Our previous studies identified a novel targetable mechanism of EGFR-TKI resistance by which stress hormones activate β2-adrenergic receptors and acutely upregulates IL-6. The present report elucidates an alternative mechanism of IL-6 upregulation which is EMT-associated. Therefore, both stress hormone signaling and EMT may be independent drivers of IL-6 mediated immunosuppression, and blockade of beta-adrenergic receptors may also suppress an IL-6-mediated immunosuppressive tumor microenvironment. Moreover, others have reported that metformin can block IL-6 expression and EMT in EGFR-TKI resistant cells [42]. Given that beta blockers and metformin are inexpensive and well-tolerated, the testing of these agents in combination with EGFR-TKIs and ICB should be considered. Agents targeting IL-6 are clinically available as FDA approved therapies. While in previous studies blocking IL-6 did not reverse TKI resistance when tested on EGFR mutant cells in vitro or in vivo using immunocompromised mouse models, the results reported here indicate that IL-6 blockade may, in part, reduce immunosuppression in the tumor environment. These findings support further investigation of IL-6 targeting in EGFR TKI refractory NSCLC as a therapeutic approach which may sensitize tumors to ICB therapy.

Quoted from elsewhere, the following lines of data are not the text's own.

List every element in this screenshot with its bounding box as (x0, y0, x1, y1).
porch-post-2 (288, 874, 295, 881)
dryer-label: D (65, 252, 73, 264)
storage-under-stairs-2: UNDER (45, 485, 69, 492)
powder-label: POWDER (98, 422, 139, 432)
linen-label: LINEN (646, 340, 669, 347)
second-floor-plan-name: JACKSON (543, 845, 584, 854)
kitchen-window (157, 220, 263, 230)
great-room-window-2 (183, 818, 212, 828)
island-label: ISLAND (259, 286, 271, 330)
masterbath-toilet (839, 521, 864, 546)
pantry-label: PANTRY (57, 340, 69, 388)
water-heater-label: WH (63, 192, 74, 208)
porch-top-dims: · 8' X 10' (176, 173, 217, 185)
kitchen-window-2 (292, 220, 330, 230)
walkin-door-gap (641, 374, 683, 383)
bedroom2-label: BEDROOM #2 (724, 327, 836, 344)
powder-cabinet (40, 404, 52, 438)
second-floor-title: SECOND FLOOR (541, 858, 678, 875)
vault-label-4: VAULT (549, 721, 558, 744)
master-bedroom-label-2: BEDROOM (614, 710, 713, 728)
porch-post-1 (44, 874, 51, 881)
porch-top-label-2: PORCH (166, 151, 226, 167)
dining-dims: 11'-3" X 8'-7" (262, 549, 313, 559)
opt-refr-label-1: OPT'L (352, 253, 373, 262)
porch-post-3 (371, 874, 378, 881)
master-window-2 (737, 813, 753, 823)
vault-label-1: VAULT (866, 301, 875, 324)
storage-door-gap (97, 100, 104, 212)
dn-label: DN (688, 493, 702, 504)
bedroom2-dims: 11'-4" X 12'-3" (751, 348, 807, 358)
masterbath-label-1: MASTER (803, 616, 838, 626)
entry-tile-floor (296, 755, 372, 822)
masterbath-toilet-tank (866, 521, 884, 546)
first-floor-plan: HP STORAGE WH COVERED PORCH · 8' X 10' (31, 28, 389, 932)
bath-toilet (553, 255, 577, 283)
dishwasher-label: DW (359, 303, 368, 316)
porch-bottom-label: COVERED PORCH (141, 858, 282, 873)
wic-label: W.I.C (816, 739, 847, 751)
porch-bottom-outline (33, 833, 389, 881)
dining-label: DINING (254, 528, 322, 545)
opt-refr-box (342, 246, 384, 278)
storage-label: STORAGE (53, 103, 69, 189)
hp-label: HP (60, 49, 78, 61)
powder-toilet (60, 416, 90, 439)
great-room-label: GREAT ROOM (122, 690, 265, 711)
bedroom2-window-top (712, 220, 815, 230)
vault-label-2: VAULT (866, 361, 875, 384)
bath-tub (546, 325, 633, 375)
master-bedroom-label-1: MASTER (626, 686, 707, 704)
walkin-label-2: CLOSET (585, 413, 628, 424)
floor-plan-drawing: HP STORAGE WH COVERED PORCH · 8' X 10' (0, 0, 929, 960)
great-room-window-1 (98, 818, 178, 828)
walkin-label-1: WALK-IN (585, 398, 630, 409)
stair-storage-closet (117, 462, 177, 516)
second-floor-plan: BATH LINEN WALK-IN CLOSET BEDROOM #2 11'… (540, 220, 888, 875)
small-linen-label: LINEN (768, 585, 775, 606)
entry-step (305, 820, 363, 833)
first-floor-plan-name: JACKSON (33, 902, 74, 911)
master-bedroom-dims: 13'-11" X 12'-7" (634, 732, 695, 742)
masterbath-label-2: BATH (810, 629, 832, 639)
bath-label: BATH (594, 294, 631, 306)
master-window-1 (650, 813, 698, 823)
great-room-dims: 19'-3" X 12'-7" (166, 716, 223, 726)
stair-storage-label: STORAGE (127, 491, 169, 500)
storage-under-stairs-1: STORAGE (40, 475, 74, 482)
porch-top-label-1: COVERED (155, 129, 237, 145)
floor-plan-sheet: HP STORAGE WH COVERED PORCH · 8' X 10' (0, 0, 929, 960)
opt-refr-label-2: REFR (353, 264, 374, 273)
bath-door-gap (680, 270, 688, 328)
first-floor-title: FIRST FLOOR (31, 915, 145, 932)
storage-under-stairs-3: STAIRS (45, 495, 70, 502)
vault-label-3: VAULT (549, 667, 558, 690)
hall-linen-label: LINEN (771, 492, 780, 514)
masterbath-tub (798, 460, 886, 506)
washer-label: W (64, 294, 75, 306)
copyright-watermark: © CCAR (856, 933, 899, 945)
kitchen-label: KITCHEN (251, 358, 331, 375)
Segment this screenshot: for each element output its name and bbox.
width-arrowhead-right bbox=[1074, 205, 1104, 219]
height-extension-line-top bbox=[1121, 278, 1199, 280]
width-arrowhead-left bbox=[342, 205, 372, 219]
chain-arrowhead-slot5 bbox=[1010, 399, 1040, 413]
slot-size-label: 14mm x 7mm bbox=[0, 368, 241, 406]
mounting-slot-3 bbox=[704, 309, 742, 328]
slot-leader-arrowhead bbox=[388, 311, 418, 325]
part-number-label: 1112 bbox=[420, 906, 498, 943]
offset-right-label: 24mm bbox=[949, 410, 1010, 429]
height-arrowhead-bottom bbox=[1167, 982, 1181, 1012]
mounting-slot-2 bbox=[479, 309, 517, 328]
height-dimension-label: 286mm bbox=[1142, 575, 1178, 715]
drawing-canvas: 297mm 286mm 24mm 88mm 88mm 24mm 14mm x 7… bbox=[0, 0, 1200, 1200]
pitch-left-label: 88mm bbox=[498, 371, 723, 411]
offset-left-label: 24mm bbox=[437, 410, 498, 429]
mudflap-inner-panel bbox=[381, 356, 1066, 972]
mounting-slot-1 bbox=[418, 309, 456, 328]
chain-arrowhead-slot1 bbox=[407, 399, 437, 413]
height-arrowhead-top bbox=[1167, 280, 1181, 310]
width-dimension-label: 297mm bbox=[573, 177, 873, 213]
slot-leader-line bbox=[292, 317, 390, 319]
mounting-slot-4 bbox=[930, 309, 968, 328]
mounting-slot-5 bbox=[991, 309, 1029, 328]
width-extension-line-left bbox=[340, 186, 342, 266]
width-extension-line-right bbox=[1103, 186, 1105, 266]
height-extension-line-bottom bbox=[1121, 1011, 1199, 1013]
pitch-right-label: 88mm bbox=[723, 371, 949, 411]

Translational relevance statement:

Alternate targeting of EGFR (epidermal growth factor receptor) mutant NSCLC (non-small cell lung cancer) tumors, a majority of which develop EGFR-TKI (tyrosine kinase inhibitor) resistance, is an unmet clinical need. Tumors which acquire resistance through EMT-associated EGFR-independent mechanisms are especially difficult to target. EGFR mutant NSCLC tumors are poorly responsive to immune checkpoint blockade (ICB) therapy further highlighting the need for new therapeutic approaches for TKI-resistant tumors. This study identified that EGFR mutant tumors which acquire oncogene-independent EGFR-TKI resistance express high levels of IL-6 and exhibit a more mesenchymal phenotype. Utilizing an immunocompetent murine model of EGFR mutant NSCLC, we show that IL-6 suppressed infiltration and cytotoxic potential of tumor-infiltrating NK and T cells. Blockade of IL-6 abrogated these immunosuppressive effects including a reduction in infiltrating T-regulatory and Th17 cell populations. Inhibition of IL-6 increased antitumor activity of ICB through increased infiltration of IFNγ+CD8+ T cells. These results support clinical testing of drugs targeting the IL-6 pathway in combination with ICB.